It is somewhat inevitable to think of the image associated with the city of Barcelona with the forms and buildings of the great and mysterious Catalan architect Antoni Gaudí, who had in Salvador Dali, who always appreciated the eminently surreal essence in the forms of his buildings, one of his earliest and most enthusiastic supporters. Leaving aside the sinuous vertical triumph of the Holy Family, whose image is to Barcelona what the Big Ben is for London, the Eiffel Tower for Paris or the Brandenburg Gate to Berlin, we can establish a route for the Barcelona of Gaudi a distance that is possible to walk in one day, using as the ends the two works that share the same surname, of the industrialist, politician, patron of the arts and mentor Eusebi Guell Gaudi.

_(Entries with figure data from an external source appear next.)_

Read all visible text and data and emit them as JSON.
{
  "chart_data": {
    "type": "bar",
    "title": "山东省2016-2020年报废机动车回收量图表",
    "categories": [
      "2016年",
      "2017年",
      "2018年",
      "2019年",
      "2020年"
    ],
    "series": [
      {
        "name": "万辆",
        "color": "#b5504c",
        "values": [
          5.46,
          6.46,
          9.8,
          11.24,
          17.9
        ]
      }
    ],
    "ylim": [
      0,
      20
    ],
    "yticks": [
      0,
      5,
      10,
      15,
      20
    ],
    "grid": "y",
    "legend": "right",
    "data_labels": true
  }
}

In the Raval district, particularly in the narrow Carrer Nou de la Rambla, which connects the Rambla de Catalonia, Poble Sec, is the last stop on our Gaudi route , The Guell Palace (http://www.palauguell.cat/), built between 1886 and 1890 in the tradition of the great and sumptuous Catalan mansions which is attached to the house that Eusebi Güell had in the adjoining Rambla of the Capuchins, with which it is connected via an interior courtyard.
This is a stunning monumental building with an entrance marked by two parabolic arches with exquisite wrought iron work that was built under the influence of oriental and exotic forms (mostly Byzantine but also Moorish and Arab) that expanded more than ever the imagination of the architect .
To get there we will begin our journey far away, in the upper part of the city, the dazzling mystery-Parc Güell, the wonderful garden near Tibidabo that would have housed a colony of exquisitely eccentric and modern houses with spectacular views to sea and city. The exemplary development was never built but the Park has a magical power that takes over the imagination and the subconscious of visitors through its extremely disturbing use of fragments of majolica and other fantastically evocative architectural and decorative elements of poignant symbolism that continues to disturb with its terrible beauty of truly angelic inspiration.
From one point you reach another walking down the Rambla de Catalonia thru Gran de Gracia and then into the distinctly modern and elegant Passeig de Gracia, a route in which we find two of the most precious jewels of the crown of Gaudi’s civil architecture , Casa Mila, also known as La Pedrera, famous for its stunning curved planes, the way that it evokes a mountain covered with snow or the enigmatic semi-human forms that could be said the chimneys of his prodigious roof, with its magical views of the city has, and finally the the Casa Batló, it would seem that it is perpetually haunted by unspeakable color gradations.
Its façade dressed in masked balconies is one of the most hauntingly beautiful apartments in Barcelona or any other real or imaginary city.